Jackson Brewery opens on Decatur St. In addition to Jackson beer, it produced Fabacher, Bohemian Hof-Brau, Tex, 4-X and Sabena beer.
The New Orleans Brewing Association forms in order to combat the practice of English brewing syndicates looking to buy American breweries to expand their market shares. The alliance of all the breweries in the city makes them too large to be purchased.
J.J. Weckerling opens a second branch of his Louisiana Brewing Company on Jackson Avenue at Tchoupitoulas. The main building is still standing and is now part of a marine repair works. The bottling plant (on the uptown corner of Tchoupitoulas and Jackson) was demolished; that lot remains empty to this day.

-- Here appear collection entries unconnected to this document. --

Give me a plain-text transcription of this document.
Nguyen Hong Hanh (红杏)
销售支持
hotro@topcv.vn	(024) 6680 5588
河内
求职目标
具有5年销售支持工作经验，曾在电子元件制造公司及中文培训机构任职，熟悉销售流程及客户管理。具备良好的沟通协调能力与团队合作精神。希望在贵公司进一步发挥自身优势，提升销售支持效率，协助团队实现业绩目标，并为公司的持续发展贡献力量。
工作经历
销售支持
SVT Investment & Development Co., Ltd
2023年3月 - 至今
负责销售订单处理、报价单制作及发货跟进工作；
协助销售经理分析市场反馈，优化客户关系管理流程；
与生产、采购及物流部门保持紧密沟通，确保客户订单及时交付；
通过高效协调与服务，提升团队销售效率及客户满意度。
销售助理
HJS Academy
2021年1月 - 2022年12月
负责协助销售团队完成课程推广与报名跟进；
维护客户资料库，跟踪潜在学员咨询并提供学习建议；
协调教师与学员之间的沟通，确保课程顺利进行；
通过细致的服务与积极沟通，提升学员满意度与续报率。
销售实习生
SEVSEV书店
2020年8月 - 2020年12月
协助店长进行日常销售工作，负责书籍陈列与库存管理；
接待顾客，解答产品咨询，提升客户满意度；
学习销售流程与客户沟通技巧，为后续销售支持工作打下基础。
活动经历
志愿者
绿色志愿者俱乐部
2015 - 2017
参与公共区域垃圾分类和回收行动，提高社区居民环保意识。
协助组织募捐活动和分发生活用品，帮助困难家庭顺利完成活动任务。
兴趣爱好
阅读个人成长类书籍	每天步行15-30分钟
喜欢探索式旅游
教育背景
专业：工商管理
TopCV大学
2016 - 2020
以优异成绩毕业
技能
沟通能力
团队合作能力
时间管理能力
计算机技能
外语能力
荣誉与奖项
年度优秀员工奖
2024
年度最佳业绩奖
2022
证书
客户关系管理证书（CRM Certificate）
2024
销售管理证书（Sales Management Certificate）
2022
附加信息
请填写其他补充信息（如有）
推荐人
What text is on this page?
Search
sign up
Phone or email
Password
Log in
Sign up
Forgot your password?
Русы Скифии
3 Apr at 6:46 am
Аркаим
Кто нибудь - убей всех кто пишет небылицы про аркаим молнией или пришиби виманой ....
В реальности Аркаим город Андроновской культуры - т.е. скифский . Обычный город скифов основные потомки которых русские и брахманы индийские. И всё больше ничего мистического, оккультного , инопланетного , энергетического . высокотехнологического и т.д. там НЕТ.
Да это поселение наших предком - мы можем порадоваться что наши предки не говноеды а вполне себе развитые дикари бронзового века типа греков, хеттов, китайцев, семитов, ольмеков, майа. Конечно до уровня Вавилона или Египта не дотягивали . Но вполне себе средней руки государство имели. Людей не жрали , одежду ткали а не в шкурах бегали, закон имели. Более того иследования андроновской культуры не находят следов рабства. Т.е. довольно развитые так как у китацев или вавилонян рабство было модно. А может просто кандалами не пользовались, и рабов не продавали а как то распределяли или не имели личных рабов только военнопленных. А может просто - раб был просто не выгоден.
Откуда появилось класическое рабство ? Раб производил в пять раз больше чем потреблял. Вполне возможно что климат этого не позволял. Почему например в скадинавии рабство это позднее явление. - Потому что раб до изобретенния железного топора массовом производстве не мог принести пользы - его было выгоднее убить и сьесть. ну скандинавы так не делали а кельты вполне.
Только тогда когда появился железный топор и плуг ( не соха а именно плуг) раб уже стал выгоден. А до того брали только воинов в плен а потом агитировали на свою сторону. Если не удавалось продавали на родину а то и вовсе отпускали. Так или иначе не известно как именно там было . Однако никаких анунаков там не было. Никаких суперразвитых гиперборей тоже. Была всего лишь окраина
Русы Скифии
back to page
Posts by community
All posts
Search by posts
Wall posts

New Orleans is known as the “Brewing Capital of the South,” with about fifty breweries listed in the city directory.
The first refrigeration equipment is installed in the Old Canal Brewery at Toulouse and Villere Streets.
Eagle Brewery opens at 1640 Tchoupitoulas (currently an electrical station).
The Lemp Brewing Co. of St. Louis, Missouri, begins shipping lager to New Orleans. Due to river transit, quite a large amount of beer is lost due to both freezing barrels in the winter and exploding barrels in the summer.
The first New Orleans brewery, The Brasserie, opens in what is now the Bywater section of New Orleans. Owned by Pierre Dreux and his brother Mathurin, it was essentially a plantation that made its money by supplying beer to Nouvelle Orleans.